Don’t you think it is far past time for working people to take a stand? At what point do we say enough is enough? How much wealth does one CEO actually need? Our right to form unions is being stripped away almost daily. Unions may very well be the only thing left that can possibly slow down this winner-take-all pay system, in which executives take the greatest share of compensation leaving others to fight over their scraps.
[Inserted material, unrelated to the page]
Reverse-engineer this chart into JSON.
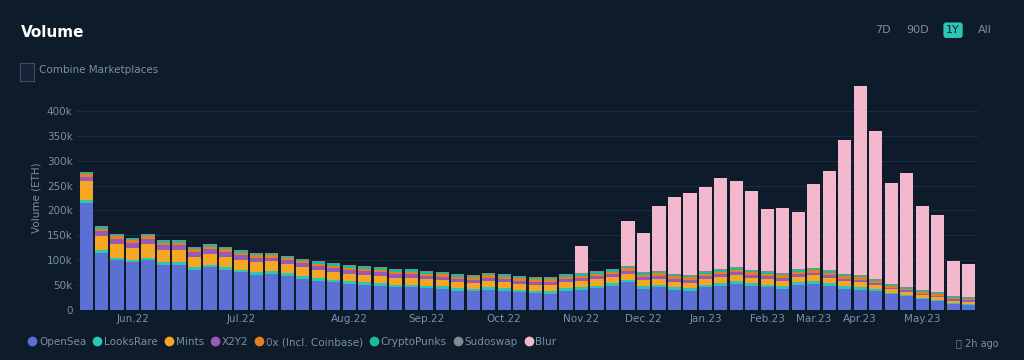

We the people have the power through organizing unions in the workplace to better our lives. If union density in the United States was at even 50 percent these outrageous salaries and perks these CEOs receive would greatly diminish, thus putting more money into the pockets of those workers who truly deserve better.
We can stand, by allowing corporate greed to soar year after year, or we can stand together and organize at the workplace. Our future is in our own hands. For the AFL-CIO complete Paywatch report visit www.AFLCIO.Org.
The AFL-CIO’s calculation of the average CEO compensation is based on the AFL-CIO’s analysis of 498 companies in the S & P 500 Index with available pay data as of June 2020. The average CEO-to-worker pay ratio of S & P 500 companies is calculated as the arithmetic mean of the company disclosed pay ratios.
Rick Moyle is executive director of the Hawkeye Area Labor Council, AFL-CIO.